On Thu, Jul 27, 2017 at 08:47:33AM -0600, Alex Williamson wrote:
> On Thu, 27 Jul 2017 20:53:48 +1000
> David Gibson <da...@gibson.dropbear.id.au> wrote:
> 
> > On Thu, Jul 27, 2017 at 10:11:48AM +0100, Peter Maydell wrote:
> > > On 27 July 2017 at 02:30, Michael Roth <mdr...@linux.vnet.ibm.com> wrote: 
> > >  
> > > > In particular, Mellanox CX4 adapters on PowerNV hosts might not be fully
> > > > quiesced by vfio-pci's finalize() routine until up to 6s after the
> > > > DEVICE_DELETED was emitted, leading to detach-device on the libvirt 
> > > > side pretty
> > > > much always crashing the host.  
> > > 
> > > My initial naive thought is that if the host kernel can crash then
> > > this is a host kernel bug... shouldn't the host kernel refuse
> > > the subsequent libvirt rebind if it would cause a crash ?  
> > 
> > I think so too, but I haven't been able to convince Alex.  Nor
> > find time to fix it in the kernel myself.
> 
> It's not me you need to convince, it's GregKH[1].  That interpretation
> is that the user bind request is a mandate and we'll fall over
> ourselves to try to do as they ask.  I think the best I might be able
> to do is to kill the QEMU process to avoid compromising the kernel
> rather than killing the kernel after the isolation compromise has
> occurred.  Messing with driver binding is a privileged operation, and
> the kernel believes you get to keep all the pieces when it fails.
> Sorry.  Thanks,

Ah, my mistake.  Well, I guess I'll whinge at GregKH at some point.

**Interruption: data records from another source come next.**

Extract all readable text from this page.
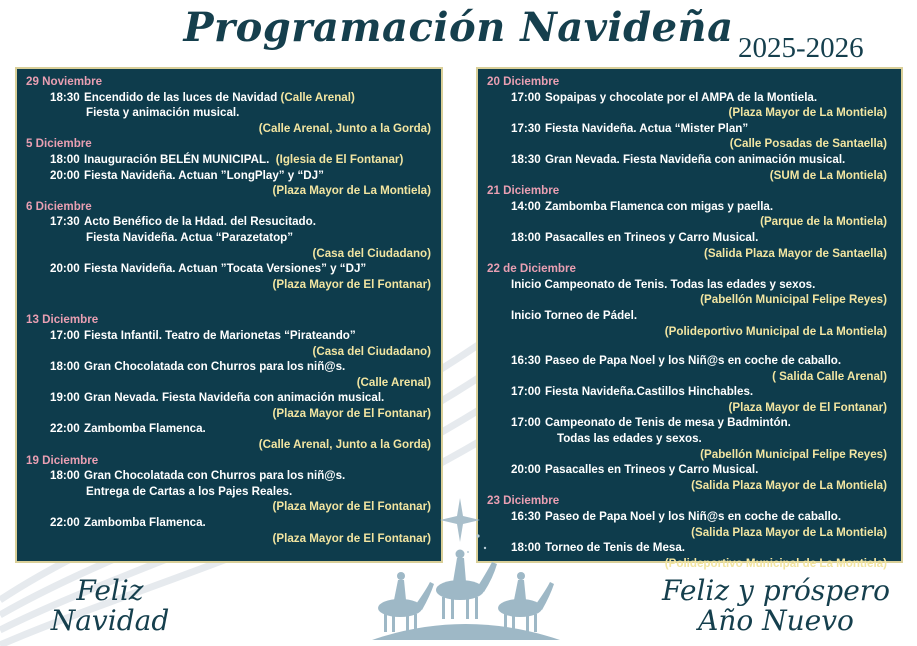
Programación Navideña 2025-2026
29 Noviembre
18:30 Encendido de las luces de Navidad (Calle Arenal)
Fiesta y animación musical.
(Calle Arenal, Junto a la Gorda)
5 Diciembre
18:00 Inauguración BELÉN MUNICIPAL. (Iglesia de El Fontanar)
20:00 Fiesta Navideña. Actuan ”LongPlay” y “DJ”
(Plaza Mayor de La Montiela)
6 Diciembre
17:30 Acto Benéfico de la Hdad. del Resucitado.
Fiesta Navideña. Actua “Parazetatop”
(Casa del Ciudadano)
20:00 Fiesta Navideña. Actuan ”Tocata Versiones” y “DJ”
(Plaza Mayor de El Fontanar)
13 Diciembre
17:00 Fiesta Infantil. Teatro de Marionetas “Pirateando”
(Casa del Ciudadano)
18:00 Gran Chocolatada con Churros para los niñ@s.
(Calle Arenal)
19:00 Gran Nevada. Fiesta Navideña con animación musical.
(Plaza Mayor de El Fontanar)
22:00 Zambomba Flamenca.
(Calle Arenal, Junto a la Gorda)
19 Diciembre
18:00 Gran Chocolatada con Churros para los niñ@s.
Entrega de Cartas a los Pajes Reales.
(Plaza Mayor de El Fontanar)
22:00 Zambomba Flamenca.
(Plaza Mayor de El Fontanar)
20 Diciembre
17:00 Sopaipas y chocolate por el AMPA de la Montiela.
(Plaza Mayor de La Montiela)
17:30 Fiesta Navideña. Actua “Mister Plan”
(Calle Posadas de Santaella)
18:30 Gran Nevada. Fiesta Navideña con animación musical.
(SUM de La Montiela)
21 Diciembre
14:00 Zambomba Flamenca con migas y paella.
(Parque de la Montiela)
18:00 Pasacalles en Trineos y Carro Musical.
(Salida Plaza Mayor de Santaella)
22 de Diciembre
Inicio Campeonato de Tenis. Todas las edades y sexos.
(Pabellón Municipal Felipe Reyes)
Inicio Torneo de Pádel.
(Polideportivo Municipal de La Montiela)
16:30 Paseo de Papa Noel y los Niñ@s en coche de caballo.
( Salida Calle Arenal)
17:00 Fiesta Navideña.Castillos Hinchables.
(Plaza Mayor de El Fontanar)
17:00 Campeonato de Tenis de mesa y Badmintón.
Todas las edades y sexos.
(Pabellón Municipal Felipe Reyes)
20:00 Pasacalles en Trineos y Carro Musical.
(Salida Plaza Mayor de La Montiela)
23 Diciembre
16:30 Paseo de Papa Noel y los Niñ@s en coche de caballo.
(Salida Plaza Mayor de La Montiela)
18:00 Torneo de Tenis de Mesa.
(Polideportivo Municipal de La Montiela)
Feliz
Navidad
Feliz y próspero
Año Nuevo
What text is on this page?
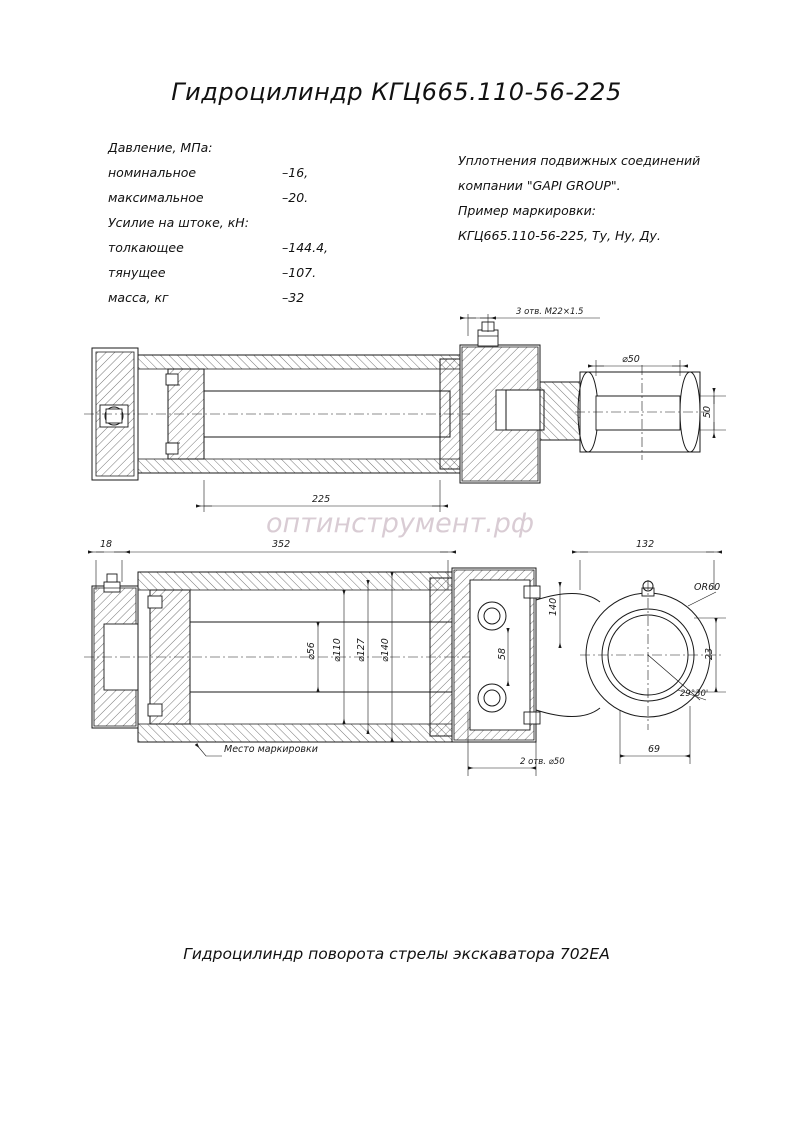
Гидроцилиндр КГЦ665.110-56-225
Давление, МПа:
номинальное	–16,
максимальное	–20.
Усилие на штоке, кН:
толкающее	–144.4,
тянущее	–107.
масса, кг	–32
Уплотнения подвижных соединений
компании "GAPI GROUP".
Пример маркировки:
КГЦ665.110-56-225, Ту, Ну, Ду.
3 отв. М22×1.5
⌀50
50
225
18	352	132
⌀56 ⌀110 ⌀127 ⌀140
140
58
OR60
23
29°30'
69
2 отв. ⌀50
Место маркировки
оптинструмент.рф
Гидроцилиндр поворота стрелы экскаватора 702ЕА
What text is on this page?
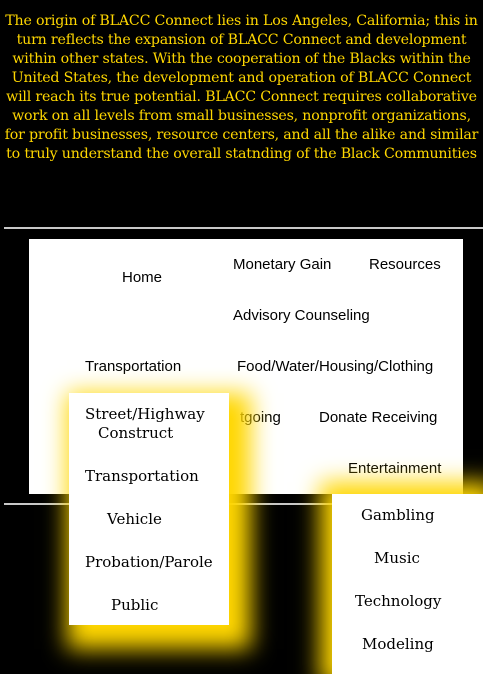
The origin of BLACC Connect lies in Los Angeles, California; this in
turn reflects the expansion of BLACC Connect and development
within other states. With the cooperation of the Blacks within the
United States, the development and operation of BLACC Connect
will reach its true potential. BLACC Connect requires collaborative
work on all levels from small businesses, nonprofit organizations,
for profit businesses, resource centers, and all the alike and similar
to truly understand the overall statnding of the Black Communities
Home
Monetary Gain	Resources
Advisory Counseling
Transportation	Food/Water/Housing/Clothing
tgoing	Donate Receiving
Entertainment
Street/Highway
Construct
Transportation
Vehicle
Probation/Parole
Public
Gambling
Music
Technology
Modeling
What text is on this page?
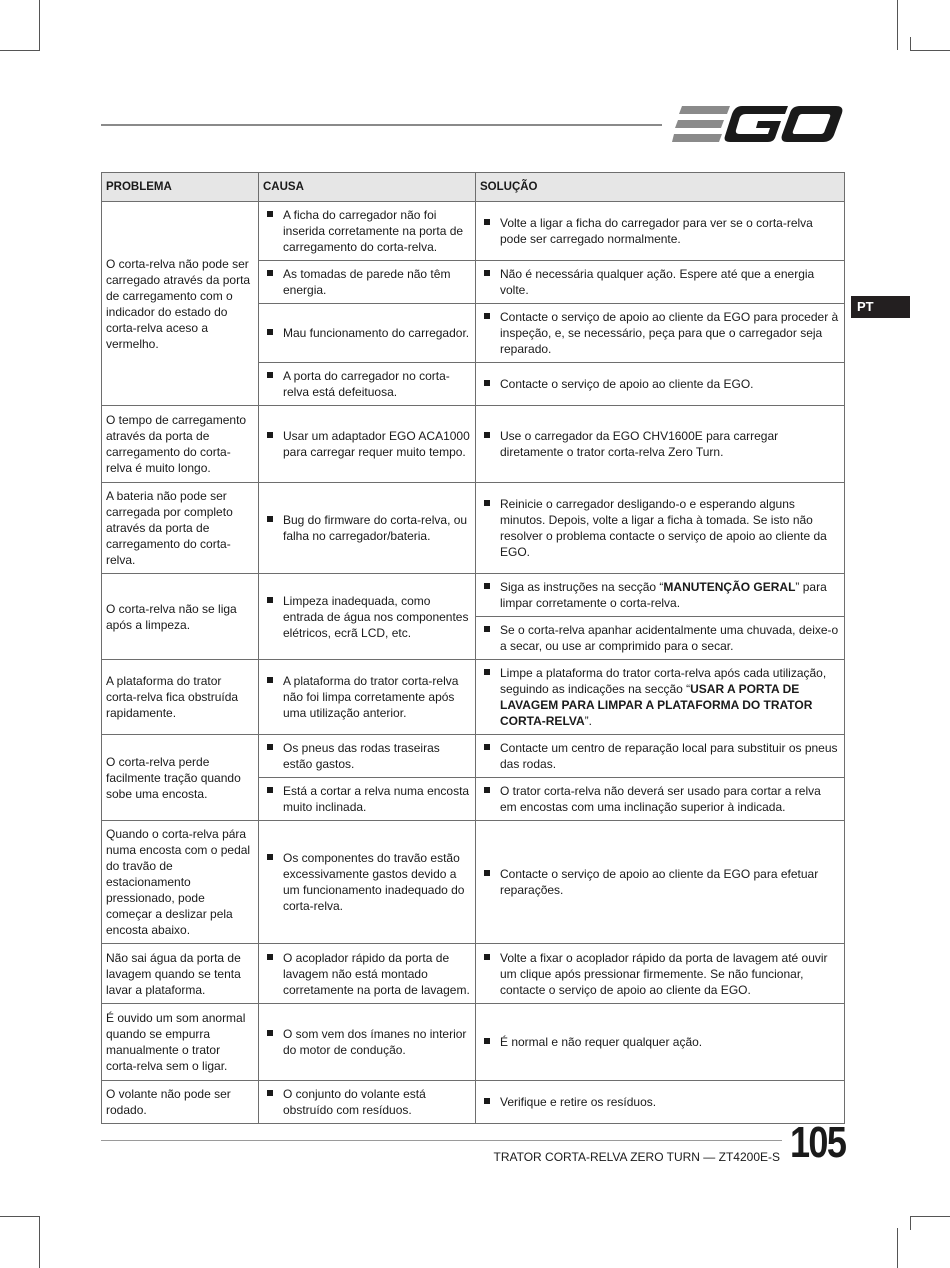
PT
PROBLEMA	CAUSA	SOLUÇÃO
O corta-relva não pode ser carregado através da porta de carregamento com o indicador do estado do corta-relva aceso a vermelho.	A ficha do carregador não foi inserida corretamente na porta de carregamento do corta-relva.	Volte a ligar a ficha do carregador para ver se o corta-relva pode ser carregado normalmente.

	As tomadas de parede não têm energia.	Não é necessária qualquer ação. Espere até que a energia volte.

	Mau funcionamento do carregador.	Contacte o serviço de apoio ao cliente da EGO para proceder à inspeção, e, se necessário, peça para que o carregador seja reparado.

	A porta do carregador no corta-relva está defeituosa.	Contacte o serviço de apoio ao cliente da EGO.

O tempo de carregamento através da porta de carregamento do corta-relva é muito longo.	Usar um adaptador EGO ACA1000 para carregar requer muito tempo.	Use o carregador da EGO CHV1600E para carregar diretamente o trator corta-relva Zero Turn.

A bateria não pode ser carregada por completo através da porta de carregamento do corta-relva.	Bug do firmware do corta-relva, ou falha no carregador/bateria.	Reinicie o carregador desligando-o e esperando alguns minutos. Depois, volte a ligar a ficha à tomada. Se isto não resolver o problema contacte o serviço de apoio ao cliente da EGO.

O corta-relva não se liga após a limpeza.	Limpeza inadequada, como entrada de água nos componentes elétricos, ecrã LCD, etc.	Siga as instruções na secção “MANUTENÇÃO GERAL” para limpar corretamente o corta-relva.

		Se o corta-relva apanhar acidentalmente uma chuvada, deixe-o a secar, ou use ar comprimido para o secar.

A plataforma do trator corta-relva fica obstruída rapidamente.	A plataforma do trator corta-relva não foi limpa corretamente após uma utilização anterior.	Limpe a plataforma do trator corta-relva após cada utilização, seguindo as indicações na secção “USAR A PORTA DE LAVAGEM PARA LIMPAR A PLATAFORMA DO TRATOR CORTA-RELVA”.

O corta-relva perde facilmente tração quando sobe uma encosta.	Os pneus das rodas traseiras estão gastos.	Contacte um centro de reparação local para substituir os pneus das rodas.

	Está a cortar a relva numa encosta muito inclinada.	O trator corta-relva não deverá ser usado para cortar a relva em encostas com uma inclinação superior à indicada.

Quando o corta-relva pára numa encosta com o pedal do travão de estacionamento pressionado, pode começar a deslizar pela encosta abaixo.	Os componentes do travão estão excessivamente gastos devido a um funcionamento inadequado do corta-relva.	Contacte o serviço de apoio ao cliente da EGO para efetuar reparações.

Não sai água da porta de lavagem quando se tenta lavar a plataforma.	O acoplador rápido da porta de lavagem não está montado corretamente na porta de lavagem.	Volte a fixar o acoplador rápido da porta de lavagem até ouvir um clique após pressionar firmemente. Se não funcionar, contacte o serviço de apoio ao cliente da EGO.

É ouvido um som anormal quando se empurra manualmente o trator corta-relva sem o ligar.	O som vem dos ímanes no interior do motor de condução.	É normal e não requer qualquer ação.

O volante não pode ser rodado.	O conjunto do volante está obstruído com resíduos.	Verifique e retire os resíduos.
TRATOR CORTA-RELVA ZERO TURN — ZT4200E-S 105
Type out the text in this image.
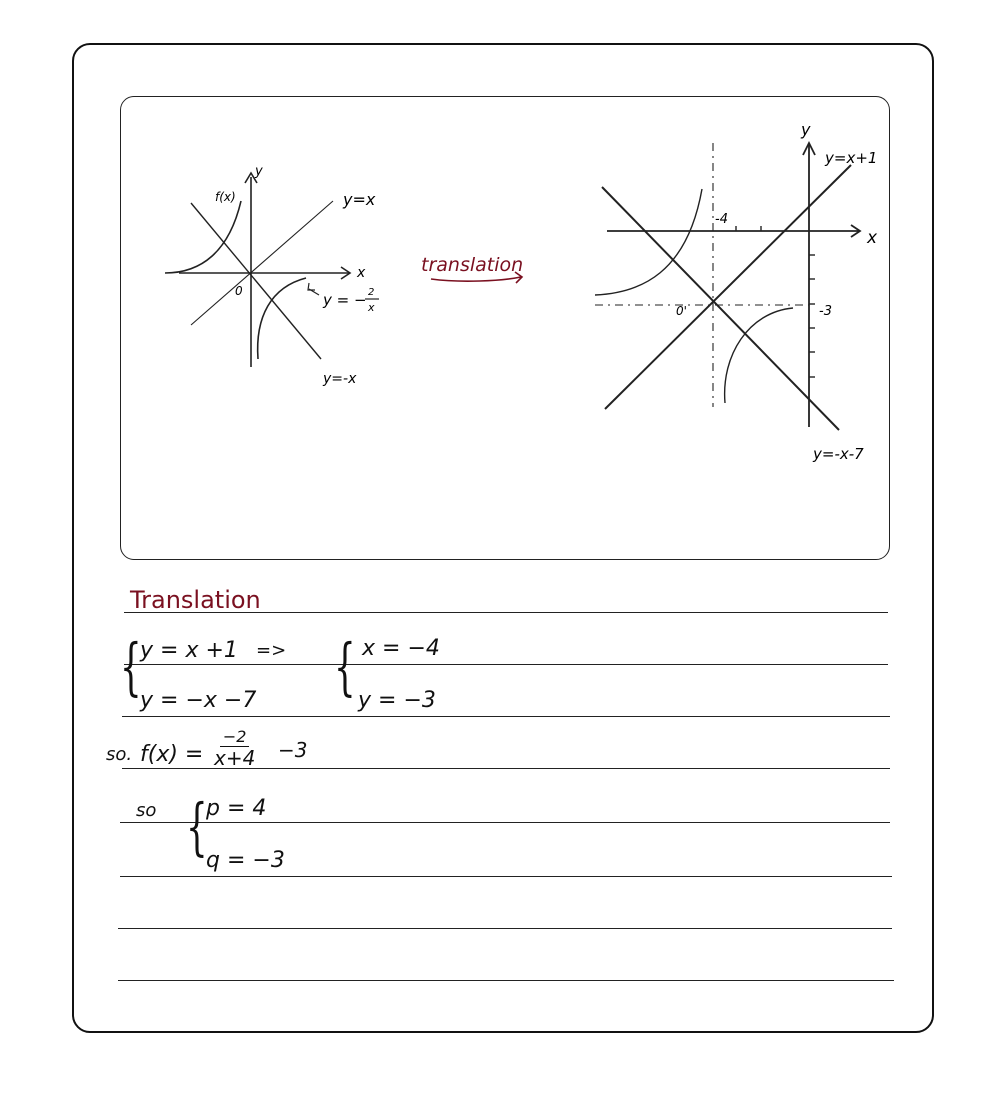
x
y
0
f(x)	y=x
y=-x
y = − 2
x
translation
x
y
-4
-3
0'
y=x+1
y=-x-7
Translation
{
y = x +1
y = −x −7
=> { x = −4
y = −3
so. f(x) =
−2
x+4 −3
so {
p = 4
q = −3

Anyway, the basic point remains - I still think we should address this
in the kernel, but that's not going to happen soon.  So we're left
with addressing it in qemu and/or libvirt.  And as others have pointed
out, there are reasons to do that even if the kernel does get changed
to protect itself better here.

> 
> Alex
> 
> [1] https://lkml.org/lkml/2017/7/10/728
> 

-- 
David Gibson                    | I'll have my music baroque, and my code
david AT gibson.dropbear.id.au  | minimalist, thank you.  NOT _the_ _other_
                                | _way_ _around_!